On learning, trying and keeping direction towards an AI-first work environment
“We’re going to work AI-first.” That sentence falls somewhere midway through a Management Team call in March 2025. Everyone nods as if it’s the most natural thing in the world. Me too I notice. But meanwhile, I’m thinking, “AI-first, what does that mean?”
I work in marketing and communications at a fast-growing B2B SaaS organization. Branding, positioning, marketing strategy – that’s my area. Not training models or building prompt chains. At that point, AI still feels like something of tech colleagues. But to be honest: I know it touches my world too. I just don’t know how to shape it yet.
Just, start.
I just decide to start somewhere. Prompt in, blog out. The result is so flat it makes me laugh. Still, I see something of potential. A structure building and handy hooks that I hadn’t thought of myself before I asked ChatGPT. So I’ll keep trying.
I let one of my marketing colleagues read it. She appears to be much further along. She shows me what she does with AI in her work: SEO research, generating copy variations, content planning. She explains, shares her prompts, gives context. No “look at me,” just open: this works for me, maybe for you too?
I am learning an awful lot in a few weeks. And I notice: this is exactly what is needed. At a stage when no one has the complete overview, it is worth a lot when you learn together.
We ask all our marketing colleagues within Blinqx what they already have in use, what they are still missing, and what tools they have tried but are not (yet) excited about. What would help us as a team in terms of paid tools so we can purchase them to experiment further.
From experimentation to sharing
In a few weeks, AI grows into something we deal with on a daily basis. In the beginning, we mostly talk about tools (“Do you already know these?”), but soon we’re talking about bigger questions. If AI co-writes your brand story, is it still your voice? What does “personal contact” mean when a chatbot is your first point of contact? Where do we as a team draw the line between automating and remaining authentic?
We have those conversations within our marketing discipline, but also with colleagues in other departments. Sometimes lighthearted, other times critical. But always with the understanding: no one knows everything, and that’s okay. If we keep sharing what we learn, we stay sharp.
So we are launching a “Thank God It’s FrAIday” session every month for all our marketing colleagues.
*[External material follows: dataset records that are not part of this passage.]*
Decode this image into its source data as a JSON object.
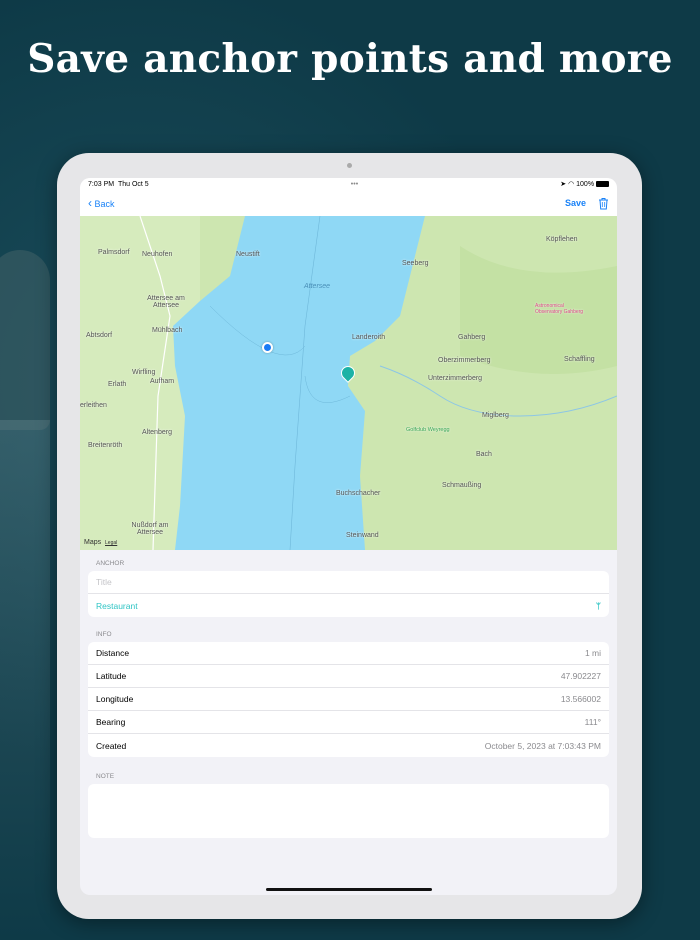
{
  "headline": "Save anchor points and more",
  "status": {
    "time": "7:03 PM",
    "date": "Thu Oct 5",
    "dots": "•••",
    "battery": "100%"
  },
  "nav": {
    "back": "Back",
    "save": "Save"
  },
  "map": {
    "labels": [
      "Palmsdorf",
      "Neuhofen",
      "Neustift",
      "Seeberg",
      "Köpflehen",
      "Attersee",
      "Attersee am Attersee",
      "Mühlbach",
      "Abtsdorf",
      "Landeroith",
      "Gahberg",
      "Astronomical Observatory Gahberg",
      "Oberzimmerberg",
      "Schaffling",
      "Unterzimmerberg",
      "Wirfling",
      "Aufham",
      "Erlath",
      "erleithen",
      "Miglberg",
      "Altenberg",
      "Golfclub Weyregg",
      "Breitenröth",
      "Bach",
      "Schmaußing",
      "Buchschacher",
      "Nußdorf am Attersee",
      "Steinwand"
    ],
    "brand": "Maps",
    "legal": "Legal"
  },
  "anchor": {
    "header": "ANCHOR",
    "title_placeholder": "Title",
    "category": "Restaurant",
    "accent": "#2ec4c4"
  },
  "info": {
    "header": "INFO",
    "rows": [
      {
        "label": "Distance",
        "value": "1 mi"
      },
      {
        "label": "Latitude",
        "value": "47.902227"
      },
      {
        "label": "Longitude",
        "value": "13.566002"
      },
      {
        "label": "Bearing",
        "value": "111°"
      },
      {
        "label": "Created",
        "value": "October 5, 2023 at 7:03:43 PM"
      }
    ]
  },
  "note": {
    "header": "NOTE"
  }
}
A place where everyone can share their experiments. What works. What doesn’t. Which tool is surprisingly good, and which is promptly a total failure. Simply: discovering together and getting better.
AI-first is not knowing, but daring
The penny at Blinqx has long since dropped: Going AI-first is not an IT project. It’s your entire organization. And we as marketing & communications colleagues can play a key role in that. Not because we master the technology perfectly, but because we can drive the conversation about it. Successes and learnings we can tell to the whole organization. Being able to make things tangible. Dare to name when something is exciting, messy or not yet clear. And because, as marketers, we’re just naturally very curious about what’s going on.
And no, I am far from knowing everything. Nor will I. Thankfully, I don’t. But I am trying. I learn from others. I ask questions, preferably of people smarter or further along with AI than I am. And I share what I discover myself. Because it might help someone else look at the same thing differently. Keep experimenting, learning and sharing; that’s how you become AI-first.
Check out the latest Blinqx developments around AI here .
Frequently asked questions about AI-first working in your organization
What does it mean if an organization wants to become “AI-first”?
AI-first means using AI not as an extra tool, but as a starting point for how you work, innovate and deliver value. It is not just about technology, but about a mindset: dare to experiment, learn from each other and integrate AI step by step into your daily work.
Is AI-first only something for tech teams or developers?
Definitely not. AI touches ALL disciplines within your organization; from marketing and HR to finance and operations. Especially teams outside IT play a key role in translating AI into concrete customer experience, communication and process improvement.
How do you start AI literacy in your team?
Start small. Let people experiment with tools like ChatGPT. Organize sessions where you share experiences. Ask questions: what works, what doesn’t, what do we still want to learn? At Blinqx, for example, we do this with monthly ‘AI in marketing’ meetings: informal, educational and approachable.
How do you prevent AI-first working from being limited to tech?
By actively sharing what works. Show colleagues which prompts produce results in your daily work. Provide context for successes as well as failures. Consciously ask about the experiences of colleagues who are less likely to turn to AI. Becoming AI-first is something you bring your entire organization into.